Railway Minister Shares Video Highlighting Features Of Bullet Train: ''Future Of India''

The Railways will run 35 bullet trains when it starts operations

Union Railways Minister Ashwini Vaishnaw often shares fascinating pictures of railway stations across India and keeps followers up to date with the developments happening in the railways. On Monday, he took to X to share a spectacular video of the Mumbai-Ahmedabad train corridor also known as ‘Bullet train.’ The video highlights some of the amazing, state-of-the-art features of the ambitious train project.

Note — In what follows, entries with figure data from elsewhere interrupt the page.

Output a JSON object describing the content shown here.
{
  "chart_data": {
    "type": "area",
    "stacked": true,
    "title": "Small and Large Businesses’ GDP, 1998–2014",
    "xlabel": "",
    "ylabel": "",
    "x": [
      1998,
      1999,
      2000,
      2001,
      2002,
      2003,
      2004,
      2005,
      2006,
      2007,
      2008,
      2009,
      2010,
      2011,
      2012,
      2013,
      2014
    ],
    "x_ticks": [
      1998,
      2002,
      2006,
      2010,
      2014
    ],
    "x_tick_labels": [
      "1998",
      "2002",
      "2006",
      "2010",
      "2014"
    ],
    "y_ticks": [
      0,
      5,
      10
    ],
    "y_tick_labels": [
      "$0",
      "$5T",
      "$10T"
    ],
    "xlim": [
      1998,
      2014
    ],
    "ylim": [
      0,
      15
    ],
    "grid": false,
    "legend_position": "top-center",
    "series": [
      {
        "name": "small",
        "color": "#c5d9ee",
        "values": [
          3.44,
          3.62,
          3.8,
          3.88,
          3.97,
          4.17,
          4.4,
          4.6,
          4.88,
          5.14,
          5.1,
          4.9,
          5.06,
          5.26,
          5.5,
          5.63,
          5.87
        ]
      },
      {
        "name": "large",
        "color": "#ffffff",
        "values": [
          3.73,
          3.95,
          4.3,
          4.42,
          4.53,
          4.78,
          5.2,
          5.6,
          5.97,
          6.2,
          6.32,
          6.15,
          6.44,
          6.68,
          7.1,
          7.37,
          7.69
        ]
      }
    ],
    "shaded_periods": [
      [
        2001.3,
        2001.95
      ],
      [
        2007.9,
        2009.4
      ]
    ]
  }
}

Covering a distance of 508 km between Mumbai and Ahmedabad, the bullet train is expected to achieve a maximum speed of 320 km per hour, reducing travel time to just 2 hours. 24 river bridges and 28 steel bridges are being erected for the bullet train route. 

The video describes the project as, ”a marvel of world-class engineering” and the ”future of India.” Sharing the video, Mr Vaishnaw wrote, ”We weave reality not dreams. Stay tuned for Bullet train in Modi 3.0!”

Watch the video here:

The Mumbai-Ahmedabad corridor has been making steady progress since work began in November 2021. Last year, the Railway minister announced that the first bullet train section in India – a 50km stretch between Bilimora and Surat in Gujarat – will be completed in August 2026.

The Railways will run 35 bullet trains when it starts operations, with about 70 trips per day. It plans to increase the number to 105 trains by 2050. Around 1.6 crore people are expected to travel by train every year when operations begin.

Reacting to the video, one user wrote, ”We are eagerly waiting for this sir.” Another commented, ”Looking forward to witnessing this transformative journey unfold.”

Notably, the projected cost is an estimated ₹ 1.08 lakh crore, of which the Centre is committed to providing ₹ 10,000 crores, while Gujarat and Maharashtra will contribute ₹ 5,000 crores each. The remaining funding will be secured through a loan from Japan – at a minimal 0.1 percent interest rate.